The team Declarations deadlines were different in Info Pack to the team form.

Yes. Sorry this caused delays and we will try to be clear and consistent on all documentation.

The scoreboard did not show ages, some heat numbers and not all information on relays.

We have been here before and had previously agreed this and written it into the meet specification, but sometimes things are overlooked it was the first time the pool and scoreboard had been configured in this way.

We will be alert to ensure that the age group is displayed next time.

Why does the equipment breakdown and cause delays?

This is out of our control. All of the timing equipment is supplied by the pool and rather like us (or some of us anyway) it is beginning to show its age. Masters Nationals is one of only 3 events (Age Group Inter-County & BUCS) which uses the pool configured in the 2 x 25m format and the problems are only highlighted when ALL of the equipment is being used.

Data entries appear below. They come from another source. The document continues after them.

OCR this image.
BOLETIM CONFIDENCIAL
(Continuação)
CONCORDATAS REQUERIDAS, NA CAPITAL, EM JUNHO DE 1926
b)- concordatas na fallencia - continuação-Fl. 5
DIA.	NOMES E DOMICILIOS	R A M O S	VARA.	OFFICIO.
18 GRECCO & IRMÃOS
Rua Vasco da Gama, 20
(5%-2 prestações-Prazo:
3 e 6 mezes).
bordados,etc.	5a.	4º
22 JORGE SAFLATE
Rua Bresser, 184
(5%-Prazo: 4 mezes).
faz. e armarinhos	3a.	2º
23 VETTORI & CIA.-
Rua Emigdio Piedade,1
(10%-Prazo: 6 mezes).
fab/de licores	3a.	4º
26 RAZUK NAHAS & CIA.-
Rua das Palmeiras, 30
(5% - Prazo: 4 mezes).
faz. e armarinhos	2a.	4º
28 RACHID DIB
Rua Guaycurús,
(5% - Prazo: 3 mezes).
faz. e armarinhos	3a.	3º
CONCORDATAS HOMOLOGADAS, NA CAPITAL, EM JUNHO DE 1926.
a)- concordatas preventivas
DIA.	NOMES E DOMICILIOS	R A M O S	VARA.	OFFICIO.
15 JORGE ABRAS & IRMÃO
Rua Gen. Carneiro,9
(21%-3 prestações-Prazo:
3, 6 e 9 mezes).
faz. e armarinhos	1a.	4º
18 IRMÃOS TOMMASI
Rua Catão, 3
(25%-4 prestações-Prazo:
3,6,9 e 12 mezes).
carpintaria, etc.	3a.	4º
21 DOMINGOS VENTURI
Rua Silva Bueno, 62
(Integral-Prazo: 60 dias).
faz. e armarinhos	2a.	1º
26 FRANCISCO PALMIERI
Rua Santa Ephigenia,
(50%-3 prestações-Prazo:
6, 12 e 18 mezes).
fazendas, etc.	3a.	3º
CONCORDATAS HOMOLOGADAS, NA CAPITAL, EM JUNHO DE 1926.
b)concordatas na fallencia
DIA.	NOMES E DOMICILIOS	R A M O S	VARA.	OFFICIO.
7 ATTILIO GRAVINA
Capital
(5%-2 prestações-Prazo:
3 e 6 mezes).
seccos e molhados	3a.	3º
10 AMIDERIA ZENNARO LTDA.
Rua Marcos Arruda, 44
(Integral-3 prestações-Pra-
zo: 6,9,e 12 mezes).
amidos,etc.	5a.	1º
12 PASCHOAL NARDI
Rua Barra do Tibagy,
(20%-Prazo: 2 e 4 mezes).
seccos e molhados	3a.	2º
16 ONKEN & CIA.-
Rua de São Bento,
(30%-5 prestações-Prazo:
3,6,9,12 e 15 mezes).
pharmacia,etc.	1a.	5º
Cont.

The Meet Manager and Technical Director had a meeting with the Pool Management about the unacceptable delays, who promised an investment in both capital equipment and staff training to ensure that there is no repetition of the issues we had. We will be following this up.

Unfortunately there are only 2 other pools in the UK, which could cope with our event and both have drawbacks. London – which is expensive and reluctant to commit to entire weekend hires, and Sunderland- which is not geographically convenient and may not have the immediate infrastructure to support an event the size of Masters Nationals.

We love the commentators please can we have them again?

Yes, if they’ll come. Duncan Mckinnell and Sandra Inglis did a fantastic job.

Us older age groups can’t read or get to phones etc for heat sheets please can you make them easier to get to?

Yes definitely. Placing heat sheets in one specific area for older age groups may be a solution. It may not be as easy as printing in a larger font but we will look at this.

I like the split in the warm ups but can we have more information on the scoreboard?

The warm up plan worked well particularly the age group split. We will see what we can do about displaying more detailed information re lane allocation on the score board.

Can you make the QT’s faster? Can you make the QTs slower? Are we going to have qualifying times again?

There were 78 more people entered this year compared to 2016 therefore the QTs have not put people off entering. As we mentioned earlier there is evidence of a positive effect on lower level meets who have seen their entries increase and have attributed this to swimmers chasing QTs.

The meet was successful and manageable. QTs will be retained for future events and gradually tweaked to improve the standard and to control numbers. There isn’t enough information from 1 year of qualifying times to justify altering them for 2018 but should be reviewed and amended for 2019.

Our view is that QTs were positively received by swimmers, and they will be introduced at the British Masters Championships in June 2018.